Challenge Your Assumptions: Have a Go At Value.

on Monday, 08 June 2015.

No matter what deal you are negotiating or how closed the options seem to be there is always room for some extra value. All it takes is a desire to seek extra value, and believe me extra can come from the most unexpected areas.  The first and most important thing to consider is your own mind set, are you making assumptions or are you really open about the possibility of increasing value in your deals.

 So what do I mean about extra value, well simply put we use all the available resources to create a deal that makes the most of the opportunity to make both parties better off, or at least to benefit one without adversely affecting the co-party. It is about generating options within the deal which provide value on important interests, it is not all about getting a better price. Why bother fighting over a share of a pie when you can simply make the pie bigger, “Expand The Pie” and then share it out. This is very different from the traditional mind set of winning the deal, or beating the opposition in the negotiation. That is the traditional, and I would argue, poor model of negotiations that most people try to achieve because they assume it’s the expected path to follow. What I recommend is something completely different, learn that good negotiators don’t win, they achieve, and they succeed. They set their goals and then behave in a manner to achieve the outcome. Become a problem solver. Identify the deal as a joint problem that you will solve together, rather than an instrument to beat each other up with.

Key Steps to Value:


First of all be ready for creation of value, be imaginative. Ask brilliant questions, ask questions that seek to gain an understanding of your co-party’s interests and needs. Don’t waste time asking questions you already know the answer to, but equally so don’t assume you know the answers. So if you ask brilliant questions you need to become a brilliant listener as well. This is about balancing advocacy with inquiry. It doesn’t stop you advocating strongly for you needs, it means that whilst you do that you also balance it by asking about what the other party needs or feels about your options. It is not a sign of weakness to inquire, in fact it is a sign of smartness and strength.


One of the great ways to do this is to present your options in 3s.  The extent to which the options are accepted or rejected will teach you far more about how your counterpart is thinking than she may be willing to express in open questioning. It is part of the human condition that we react to stimulus and we react to how good or bad that stimulus makes us feel, we can’t hide the difference.

If I’m buying a car and the seller wants €40,000 and I’ve done some of the ground work to find out his interests. I might know that he really needs to change his car from the sports model to a costly family car due to changes in personal circumstances.  I might know he has another car to buy and he has an offer accepted but he needs to sell his car quickly. So what might be 3 options I could provide? I could offer a figure close to the asking price but with a delay in payment, I may have a car of my own to sell. I might offer to pay somewhat less but pay today, addressing the time aspect of his interests. I may offer a price but agree to let him keep the car until delivery of his new car has been made. These are only some of the options and I came up with them in 30 seconds, the issue in negotiating a deal is that it is the manner in which my counterpart rejects each of the options will allow us to identify his real needs. This is an incredibly powerful tool in moving negotiations forward.
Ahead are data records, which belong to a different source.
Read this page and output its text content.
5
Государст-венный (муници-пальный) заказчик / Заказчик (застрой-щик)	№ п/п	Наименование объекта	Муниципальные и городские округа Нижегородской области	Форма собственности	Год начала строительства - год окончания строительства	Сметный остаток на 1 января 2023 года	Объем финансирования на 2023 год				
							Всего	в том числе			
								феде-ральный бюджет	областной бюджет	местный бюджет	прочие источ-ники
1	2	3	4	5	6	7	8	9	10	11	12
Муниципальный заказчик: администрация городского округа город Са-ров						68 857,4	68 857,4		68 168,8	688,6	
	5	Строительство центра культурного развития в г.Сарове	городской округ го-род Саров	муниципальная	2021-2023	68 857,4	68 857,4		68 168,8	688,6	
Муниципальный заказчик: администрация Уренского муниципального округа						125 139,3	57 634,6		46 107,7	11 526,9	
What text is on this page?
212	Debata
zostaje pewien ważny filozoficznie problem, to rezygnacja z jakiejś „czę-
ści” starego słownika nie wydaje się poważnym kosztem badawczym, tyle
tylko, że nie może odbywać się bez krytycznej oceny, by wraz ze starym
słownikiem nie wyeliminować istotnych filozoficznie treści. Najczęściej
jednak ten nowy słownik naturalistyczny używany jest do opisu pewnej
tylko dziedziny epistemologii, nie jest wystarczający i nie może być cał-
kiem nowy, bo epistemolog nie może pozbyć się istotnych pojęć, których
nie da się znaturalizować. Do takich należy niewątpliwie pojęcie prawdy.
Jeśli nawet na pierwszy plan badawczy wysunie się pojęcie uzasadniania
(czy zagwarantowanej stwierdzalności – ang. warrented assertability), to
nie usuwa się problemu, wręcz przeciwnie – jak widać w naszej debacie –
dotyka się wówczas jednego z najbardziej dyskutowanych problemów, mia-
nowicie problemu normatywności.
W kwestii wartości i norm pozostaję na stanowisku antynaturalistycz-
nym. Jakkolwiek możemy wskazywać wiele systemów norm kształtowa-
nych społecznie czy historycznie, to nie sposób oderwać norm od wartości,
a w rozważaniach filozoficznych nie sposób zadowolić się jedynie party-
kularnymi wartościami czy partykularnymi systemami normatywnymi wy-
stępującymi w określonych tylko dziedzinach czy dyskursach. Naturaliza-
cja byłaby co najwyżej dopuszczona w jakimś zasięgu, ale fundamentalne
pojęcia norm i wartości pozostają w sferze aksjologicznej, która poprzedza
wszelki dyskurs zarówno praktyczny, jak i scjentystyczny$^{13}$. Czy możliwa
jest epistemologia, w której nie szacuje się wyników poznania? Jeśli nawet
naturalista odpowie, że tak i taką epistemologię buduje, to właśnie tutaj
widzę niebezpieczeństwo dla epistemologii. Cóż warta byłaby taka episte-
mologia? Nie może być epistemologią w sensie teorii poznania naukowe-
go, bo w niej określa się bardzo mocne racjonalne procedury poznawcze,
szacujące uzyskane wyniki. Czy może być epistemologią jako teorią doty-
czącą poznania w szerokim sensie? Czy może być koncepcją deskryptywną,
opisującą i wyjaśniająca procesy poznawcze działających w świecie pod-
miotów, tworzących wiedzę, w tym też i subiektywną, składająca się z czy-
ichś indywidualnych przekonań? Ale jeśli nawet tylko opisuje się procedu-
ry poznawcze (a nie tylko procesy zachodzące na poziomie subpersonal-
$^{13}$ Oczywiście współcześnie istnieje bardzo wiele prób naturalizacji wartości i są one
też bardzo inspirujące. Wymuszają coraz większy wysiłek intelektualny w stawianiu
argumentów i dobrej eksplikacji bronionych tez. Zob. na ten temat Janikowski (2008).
Assumption Blocks To Value:

Some of the more common mistakes negotiators make are in their assumptions. So below is a few examples of the more common assumptive mistakes and a challenge to each one.

“We both saw the value straight away, after that is became about distribution.” Change that assumption to “if we saw the obvious extra value early on, did we see it all, was there maybe extra value we didn’t immediately identify?”

“They’re not here to create value, they are here to win” This might be true, but why should they dictate your behaviour. How about you say “Well my behaviour is up to me, I can change the game we are playing and be the creator of value”

“Creating value is a sign of weakness”. This is one of the most difficult assumptions to overcome because it is premised on a lack of trust and a fear of being manipulated. A better assumption is “Creating makes me look smart”. The next time you have to do business together and you bring the reputation of being fair and an expansive thinker who makes better deals, you will be treated in a different manner and your deals will be much smoother.

Advantages of Value:

Increasing value and improving the deal makes it much easier to sell the difficult parts of the deal, especially when you can provide a value that is important to your counterpart but not a great cost to you. It saves you time and money, especially in repeated business, because it means further deals become less attrition based. Building value builds trust between the negotiators and builds on the relationship. Remember the 3 spheres in negotiations, substance, process and relationship. I’ve dealt with these in other articles.